Regarding the earlier question about the scale of Bureaucracy charms and such:
Solar Bureaucracy makes you an excellent leader. There is no direct cap on the size of the organization you can improve, but you have to be in charge of it, or at the very least a direct consultant and advisor to the person in charge. You could run a branch office of a company brilliantly while being a local manager, but if you wanted to overhaul the practices of the company at large you'd need to get yourself appointed CEO.
In the context of the Imperium, this poses an interesting challenge, mostly because the Imperium is deliberately set up to prevent the accumulation of power in the hands of a single individual. The only rank above Cardinal is Ecclesiarch, which requires you to get yourself elected one of the High Lords of Terra; something of a long-term goal, to say the least. Otherwise your influence and authority is restricted to your direct diocese - for Ignatius, this means Sanguis and theoretically several other worlds in the sub-sector, most of which are effectively self-governing. He can exert a bunch of influence on other religious districts with a bit of work, but reforming the secular institutions of even the local sector requires secular authority, and that causes Vandire-related PTSD in large sections of the Imperium.
Don't worry so much about the difficulties posed by astropathic coordination, though. You're a demigod - your commands aren't getting distorted like that short of active interference from a major warp power.
Would being the spiritual advisor to the Sector Governor work as a way to reform the region? We don't hold direct authority, but a living saint and cardinal has plenty of soft power to make himself heard in the halls of power even if he doesn't have de jure authority.

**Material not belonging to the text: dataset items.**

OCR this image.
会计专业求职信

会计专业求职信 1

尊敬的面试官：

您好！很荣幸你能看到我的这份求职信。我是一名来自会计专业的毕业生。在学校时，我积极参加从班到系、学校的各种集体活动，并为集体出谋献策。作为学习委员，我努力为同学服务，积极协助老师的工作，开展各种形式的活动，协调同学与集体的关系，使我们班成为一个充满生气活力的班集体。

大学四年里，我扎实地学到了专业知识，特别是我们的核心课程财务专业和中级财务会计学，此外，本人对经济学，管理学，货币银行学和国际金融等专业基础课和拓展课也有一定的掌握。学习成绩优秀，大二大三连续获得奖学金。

We can cause Vandire related PTSD without also attacking them. It's an unfortunate implication, not a show-stopper, especially when we're a proven chosen one of the Emperor; if they're ignoring our status after we prove it to them, they're not going to be opposing us because they're worrying we're going to pervert the word of the emperor.
We do not even have to attack anyone. Like, thing is, nothing stops us from being Defiant and utterly Pacifist wrt IoM. Defiance only means we go more radical on our divergence, not how hostile we are.

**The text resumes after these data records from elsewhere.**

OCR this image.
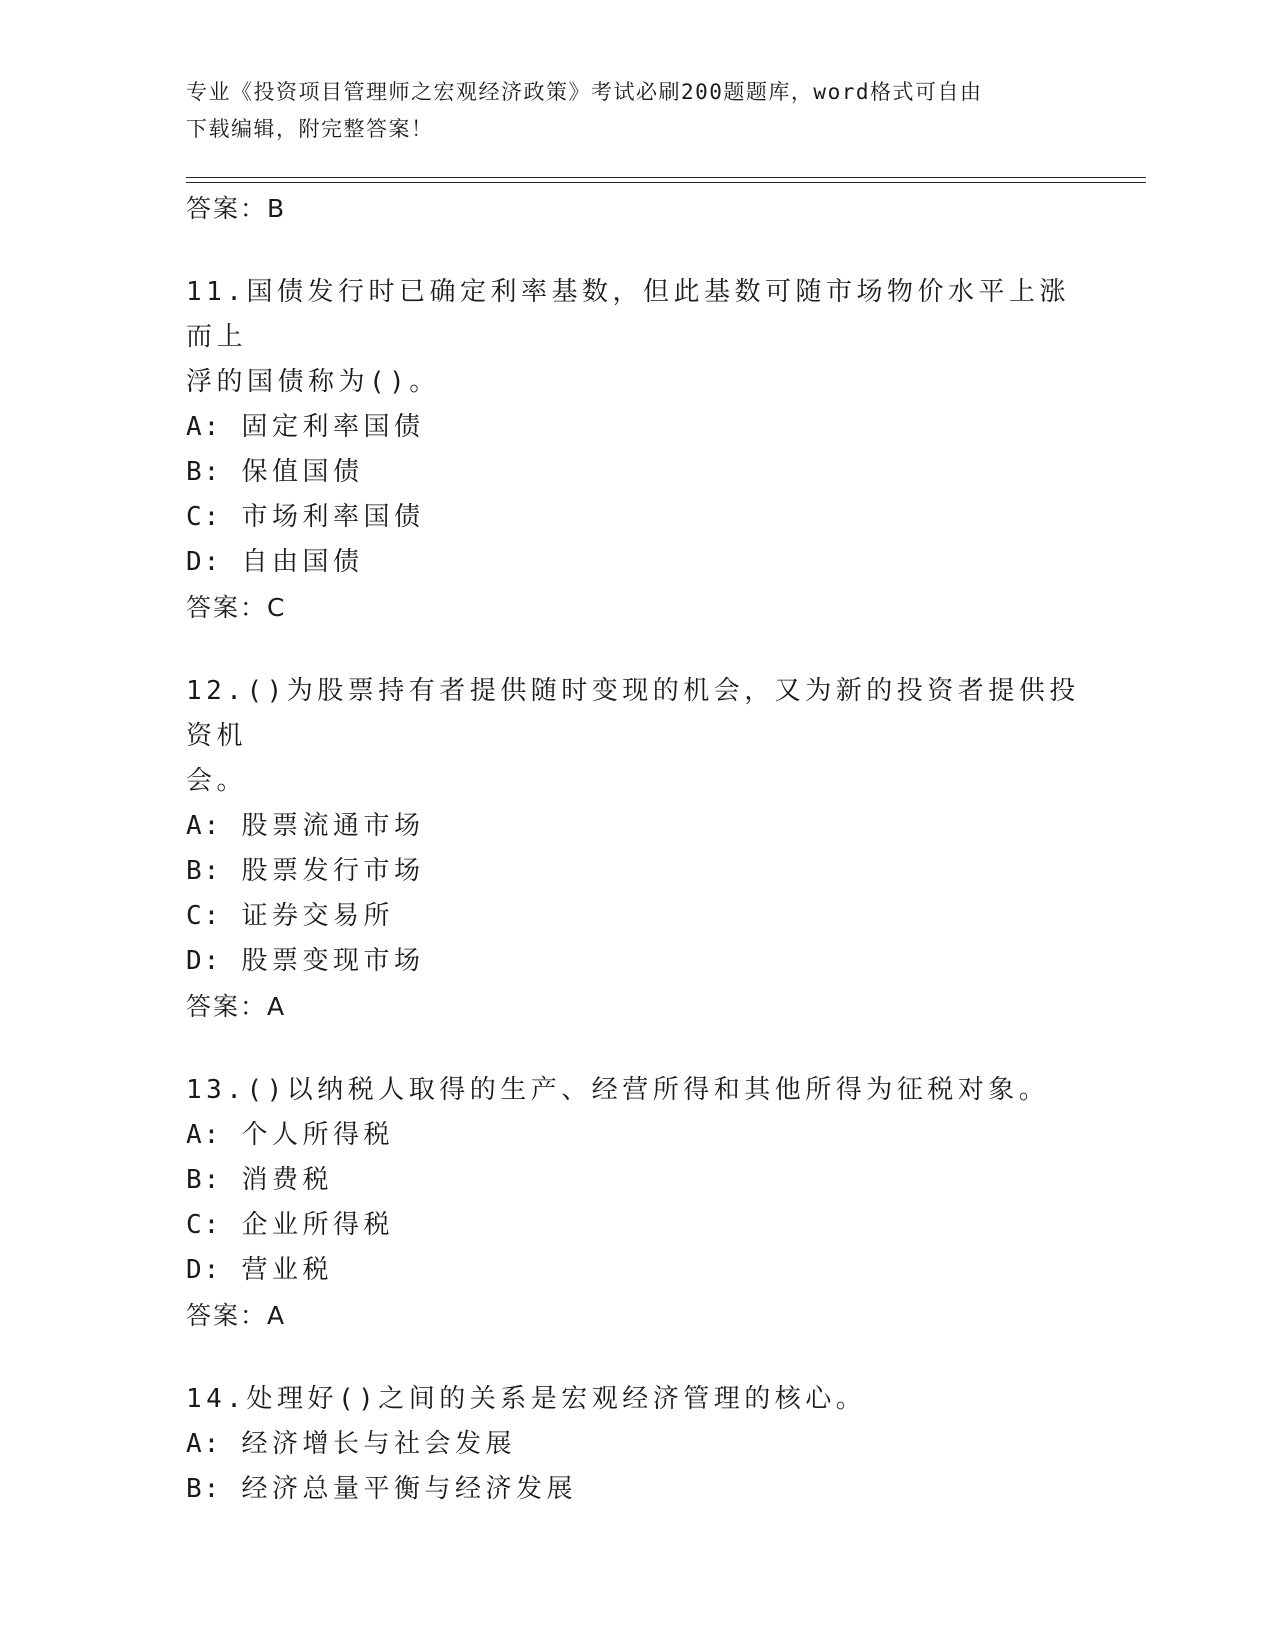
专业《投资项目管理师之宏观经济政策》考试必刷200题题库，word格式可自由
下载编辑，附完整答案！
答案：B
11.国债发行时已确定利率基数，但此基数可随市场物价水平上涨而上
浮的国债称为()。
A: 固定利率国债
B: 保值国债
C: 市场利率国债
D: 自由国债
答案：C
12.()为股票持有者提供随时变现的机会，又为新的投资者提供投资机
会。
A: 股票流通市场
B: 股票发行市场
C: 证券交易所
D: 股票变现市场
答案：A
13.()以纳税人取得的生产、经营所得和其他所得为征税对象。
A: 个人所得税
B: 消费税
C: 企业所得税
D: 营业税
答案：A
14.处理好()之间的关系是宏观经济管理的核心。
A: 经济增长与社会发展
B: 经济总量平衡与经济发展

It means IoM will be more militantly hostile to us, but that's something of another matter; plus, again, IoM can be murderously hostile against entirely loyal Saints, so it's not like being a good obedient boy will prevent bloodshed.
Adhoc vote count started by Sarpedon on Oct 3, 2018 at 11:52 AM, finished with 1631 posts and 93 votes.
[X] Philosophy. Construct a system of quotes, teachings and doctrine from across the ages that can be used to justify your new approach. Such a change of belief will be wide-reaching and thorough, but requires more time to convey and is easier for other priests to engage with and attack.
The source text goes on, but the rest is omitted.